The new Girl Scouts program and online game are just a couple of HPE’s attempts to bring more diverse applicants to an industry that not only suffers from a lack of diversity but also a massive shortage of skilled professionals. While the Girl Scouts program is specific to girls, Joyce stresses the importance of building relationships with all under-represented groups — the National Action Council for Minorities in Engineering, for example — and especially those that target youth, like HPE’s CodeWars coding competition.
“We talk about cybersecurity, and we know there’s a major talent shortage,” she said, referencing a Cybersecurity Ventures report. “The most recent numbers suggest 3.5 million vacancies by 2021. We literally cannot find enough people to fill these jobs. If you are excluding, or not including, a large portion of your population who might be able to contribute to this, that’s a pretty fundamental missed opportunity.”
In addition to simply increasing the potential candidate pool, diversifying the cybersecurity sector brings more ideas to the table about how to prevent attacks and secure environments — and that should matter to everyone.
“Cybersecurity is a big challenge,” Joyce said. “It’s not industry specific, it’s not regionally specific, and it touches everything that’s connected. So you want to take all of the best resources and innovation to solve that problem. Technology is constantly changing and evolving, and cybersecurity is no different. It has to constantly adjust to either keep up or get ahead of the attackers. If you don’t have that diversity, you’re going to keep coming up with the same answers.”
Changing the Programmatic Structure
To drive diversity in security, several things need to change.
First, “there has to be that programmatic structure around how we hire, develop, and retain an inclusive workforce,” she said. This includes doing outreach in diverse locations and schools so the pool of candidates doesn’t all look and think the same. “And for those that are driving the business and making those decisions, you have to have the same diversity,” Joyce said. “Making sure there are women in leadership roles who can help be part of that change and keep that focus is really important.”
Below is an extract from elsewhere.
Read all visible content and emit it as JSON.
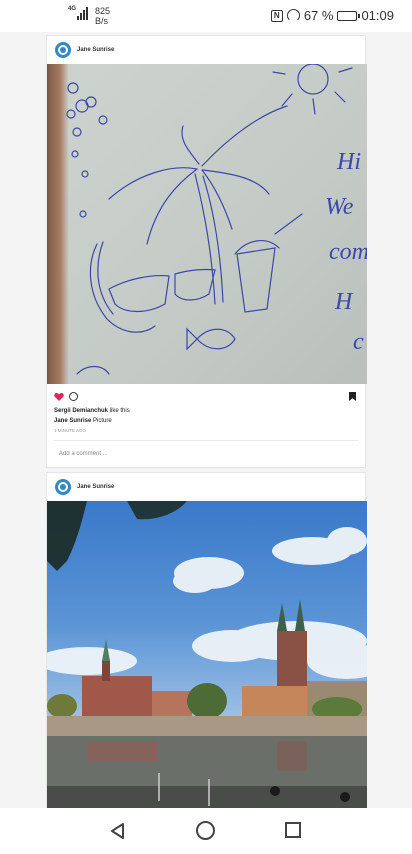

HPE’s security team is 32% female, and the leadership team within security is 50% female, Joyce said. “However, there is more room for improvement, and that attests to the focus the company has in supporting that change and recognizing that we as a company and our customers are all going to be better off if we earnestly have a culture around this. Part of what we do, as Antonio would say, is bring together the brightest minds to drive innovation, and to do this you have to have diversity of thought.”
Antonio is Antonio Neri, HPE’s CEO who took the reins from Meg Whitman last year. And this points to another key requirement when it comes to driving diversity: the mandate has to come from the top. If the c-suite doesn’t buy in to its importance, it’s never going to become part of an organization’s culture. Joyce says hiring and retaining diverse employees is “a constant area of focus” at HPE, “from Antonio, to my own direct boss [ John Schultz, chief legal and administrative officer], it has always been an aspect of what we do at HPE. Meg [Whitman] was always a sponsor of women’s groups within our organization and that has not waned.”
This involves recognizing unconscious biases, having open discussions about them, and then also following up on the words with real actions, Joyce said. “Whether it’s about training, or how we go through our whole talent process, it’s about making sure we hold ourselves accountable and being transparent about that.”